The right processing order
Apply fixes in a sensible chain so each step has less to do:
- High-pass filter first, to remove rumble below the voice.
- Noise reduction or de-hum for steady broadband noise.
- Manual edits for clicks, breaths and one-off sounds.
- EQ and compression last, once the track is clean — see EQ and compression fundamentals.
This is part of normal post-production, so it fits naturally into your wider workflow in our guide on how to edit a podcast.
The order is not arbitrary. Filtering out rumble first means the noise-reduction stage has a smaller problem to solve, so you can use a gentler setting. Doing manual click and breath edits before you compress matters too, because compression raises the level of quiet detail — an unedited mouth click that was barely audible can jump out once a compressor brings it forward. Save your loud, tone-shaping moves for the end, when the track is already clean and you are only deciding how it should sound, not how to rescue it.
Common mistakes to avoid
- Reaching for software first. If every recording needs heavy cleanup, the fault is the room or the mic, not your plugins. Fix the input.
- Over-reducing. A faint, natural noise floor is far less distracting than a voice that sounds like it is underwater.

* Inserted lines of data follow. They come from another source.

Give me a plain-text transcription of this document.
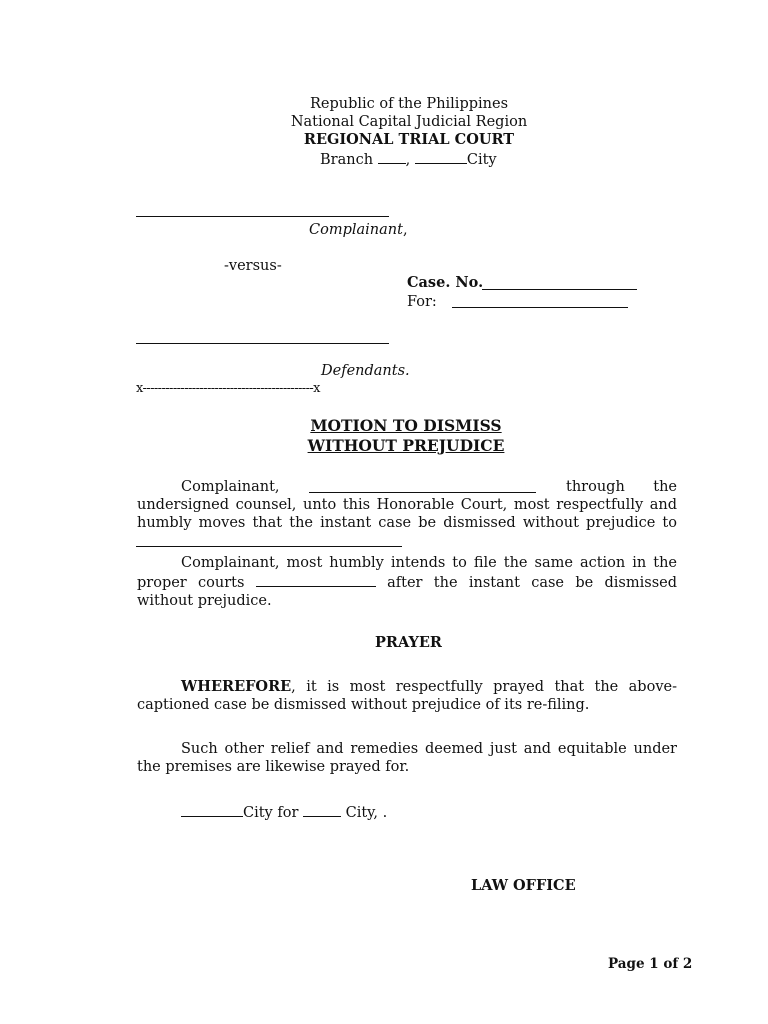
Republic of the Philippines
National Capital Judicial Region
REGIONAL TRIAL COURT
Branch ,	City
Complainant,
-versus-
Case. No.
For:
Defendants.
x---------------------------------------------x
MOTION TO DISMISS
WITHOUT PREJUDICE
Complainant,	through the
undersigned counsel, unto this Honorable Court, most respectfully and humbly moves that the instant case be dismissed without prejudice to
Complainant, most humbly intends to file the same action in the proper courts	after the instant case be dismissed without prejudice.
PRAYER
WHEREFORE, it is most respectfully prayed that the above-captioned case be dismissed without prejudice of its re-filing.
Such other relief and remedies deemed just and equitable under the premises are likewise prayed for.
City for	City, .
LAW OFFICE
Page 1 of 2
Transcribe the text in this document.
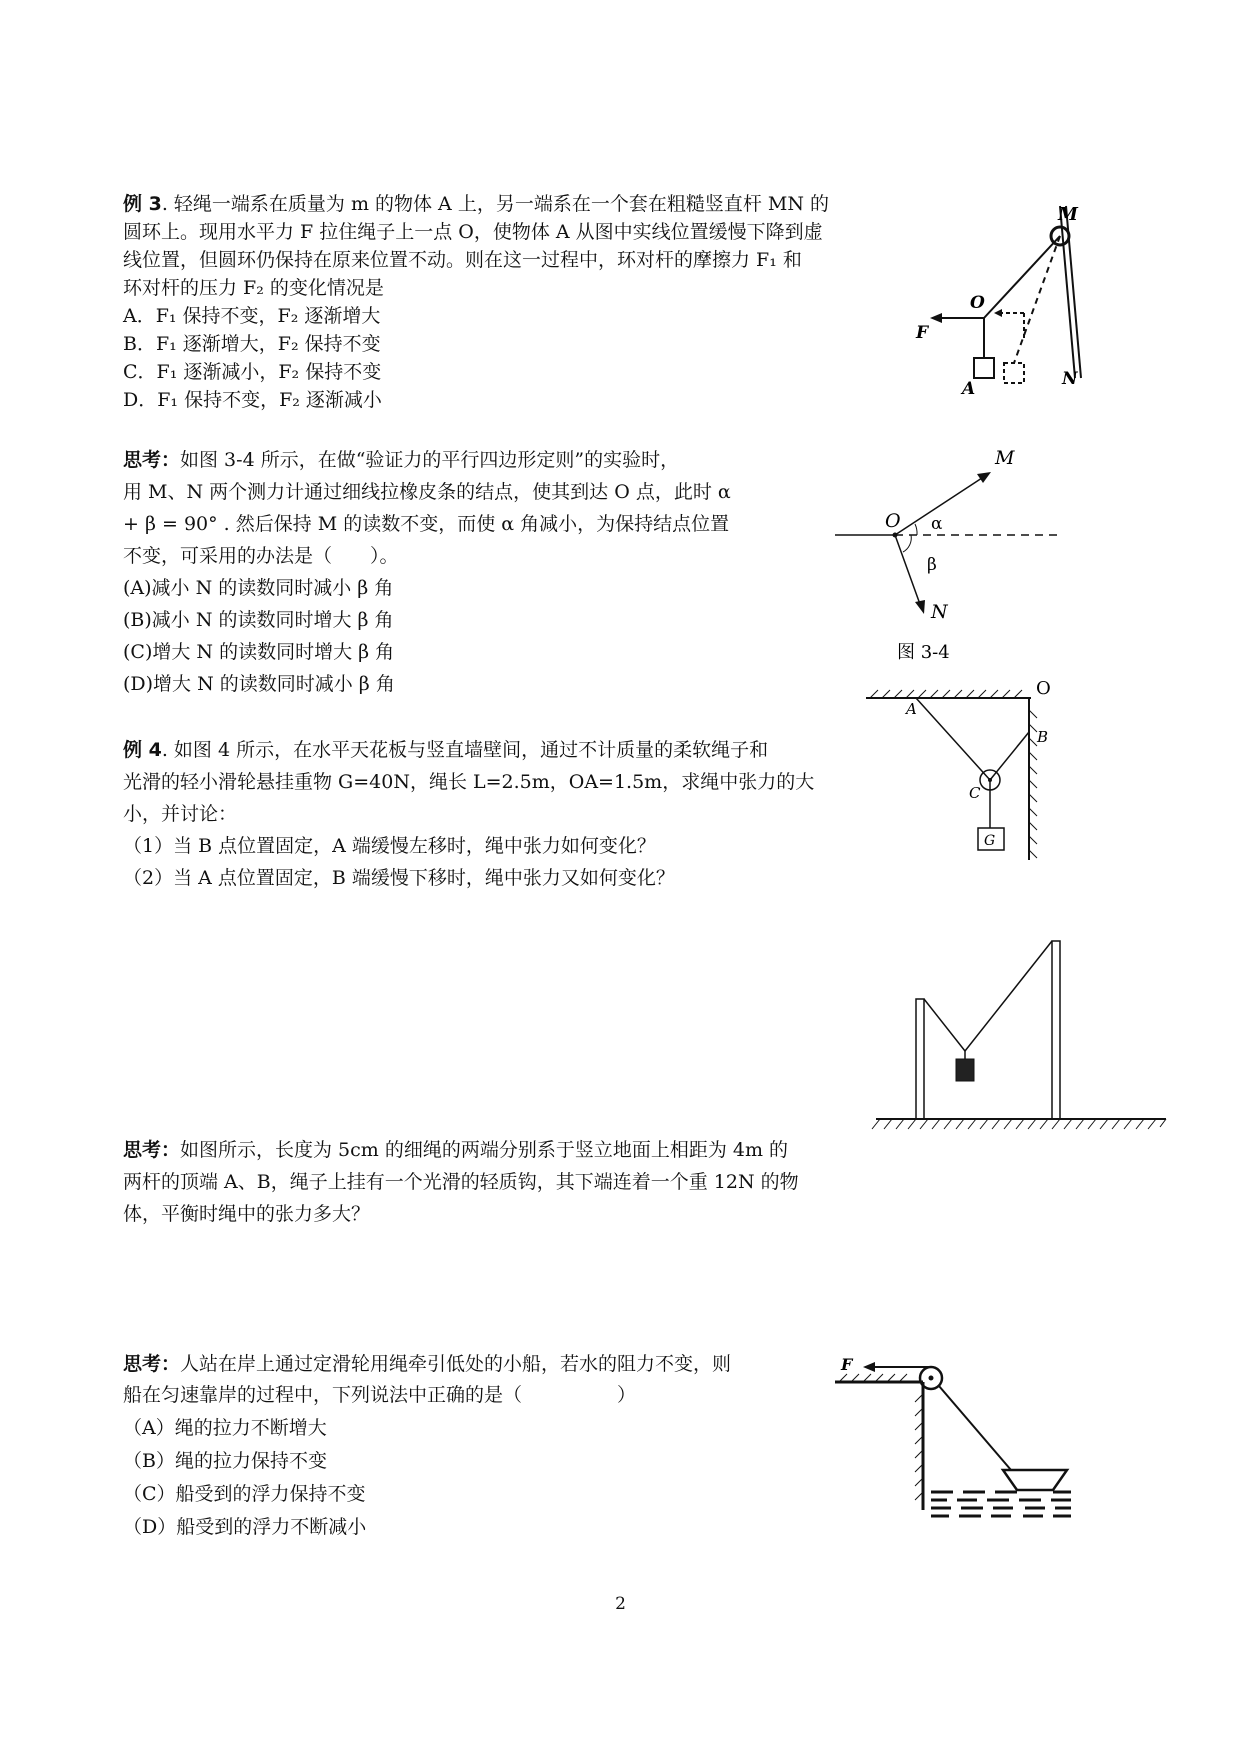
例 3. 轻绳一端系在质量为 m 的物体 A 上，另一端系在一个套在粗糙竖直杆 MN 的
圆环上。现用水平力 F 拉住绳子上一点 O，使物体 A 从图中实线位置缓慢下降到虚
线位置，但圆环仍保持在原来位置不动。则在这一过程中，环对杆的摩擦力 F₁ 和
环对杆的压力 F₂ 的变化情况是
A．F₁ 保持不变，F₂ 逐渐增大
B．F₁ 逐渐增大，F₂ 保持不变
C．F₁ 逐渐减小，F₂ 保持不变
D．F₁ 保持不变，F₂ 逐渐减小
M
O
F
A	N
思考：如图 3-4 所示，在做“验证力的平行四边形定则”的实验时，
用 M、N 两个测力计通过细线拉橡皮条的结点，使其到达 O 点，此时 α
+ β = 90° . 然后保持 M 的读数不变，而使 α 角减小，为保持结点位置
不变，可采用的办法是（　　）。
(A)减小 N 的读数同时减小 β 角
(B)减小 N 的读数同时增大 β 角
(C)增大 N 的读数同时增大 β 角
(D)增大 N 的读数同时减小 β 角
M
O α
β
N
图 3-4
例 4. 如图 4 所示，在水平天花板与竖直墙壁间，通过不计质量的柔软绳子和
光滑的轻小滑轮悬挂重物 G=40N，绳长 L=2.5m，OA=1.5m，求绳中张力的大
小，并讨论：
（1）当 B 点位置固定，A 端缓慢左移时，绳中张力如何变化？
（2）当 A 点位置固定，B 端缓慢下移时，绳中张力又如何变化？
A
O
B
C
G
思考：如图所示，长度为 5cm 的细绳的两端分别系于竖立地面上相距为 4m 的
两杆的顶端 A、B，绳子上挂有一个光滑的轻质钩，其下端连着一个重 12N 的物
体，平衡时绳中的张力多大？
思考：人站在岸上通过定滑轮用绳牵引低处的小船，若水的阻力不变，则
船在匀速靠岸的过程中，下列说法中正确的是（　　　　　）
（A）绳的拉力不断增大
（B）绳的拉力保持不变
（C）船受到的浮力保持不变
（D）船受到的浮力不断减小
F
2
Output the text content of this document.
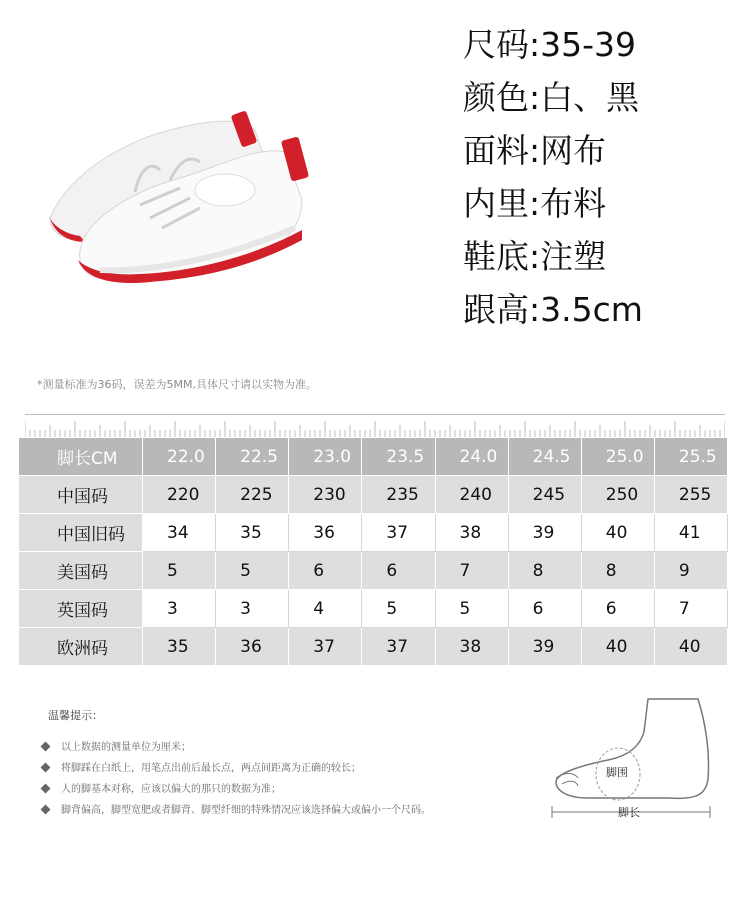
尺码:35-39
颜色:白、黑
面料:网布
内里:布料
鞋底:注塑
跟高:3.5cm
*测量标准为36码，误差为5MM,具体尺寸请以实物为准。
脚长CM	22.0	22.5	23.0	23.5	24.0	24.5	25.0	25.5
中国码	220	225	230	235	240	245	250	255
中国旧码	34	35	36	37	38	39	40	41
美国码	5	5	6	6	7	8	8	9
英国码	3	3	4	5	5	6	6	7
欧洲码	35	36	37	37	38	39	40	40
温馨提示：
以上数据的测量单位为厘米；
将脚踩在白纸上，用笔点出前后最长点，两点间距离为正确的较长；
人的脚基本对称，应该以偏大的那只的数据为准；
脚背偏高，脚型宽肥或者脚背、脚型纤细的特殊情况应该选择偏大或偏小一个尺码。
脚围
脚长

- Processing the whole show with one global pass. Different speakers, locations and recording days have different noise. Treat each track or segment on its own.
- Skipping a reference listen. Always check the result on headphones and on phone speakers; artefacts that hide on studio monitors often surface on cheap earbuds.
Know when to stop
Aggressive noise removal does more harm than a little background hiss. If you hear underwater, swirly or metallic artefacts on the voice, you’ve gone too far — back off the reduction amount. Listeners forgive a faint, steady noise floor far more readily than a damaged-sounding voice. When a recording is badly compromised, the honest answer is to re-record rather than to process it to death.
Frequently asked questions
Can I remove background noise after recording, or do I need to do it live?
You can do both. Some interfaces and apps offer real-time noise suppression, but most podcasters clean up in post with a noise-reduction tool. Post-processing gives you more control and lets you undo if you overdo it.
Why does my voice sound robotic after noise reduction?
That’s the classic sign of too much reduction. The tool starts removing parts of your actual voice along with the noise. Lower the reduction strength, capture a cleaner noise profile, and apply the effect more gently.
Does a noise gate remove background noise?
A gate only silences the audio when you’re not talking — it doesn’t remove noise that sits behind your voice. It’s useful for cleaning up pauses, but you still need noise reduction or good recording habits to deal with noise during speech.
How much background noise is acceptable in a finished podcast?
There is no single number, but a good guide is that the noise floor should sit well below the voice and stay steady, so listeners stop noticing it within a few seconds. A faint, consistent hiss is fine; anything that fluctuates, pumps or competes with quiet speech will pull attention away from your content and is worth another pass.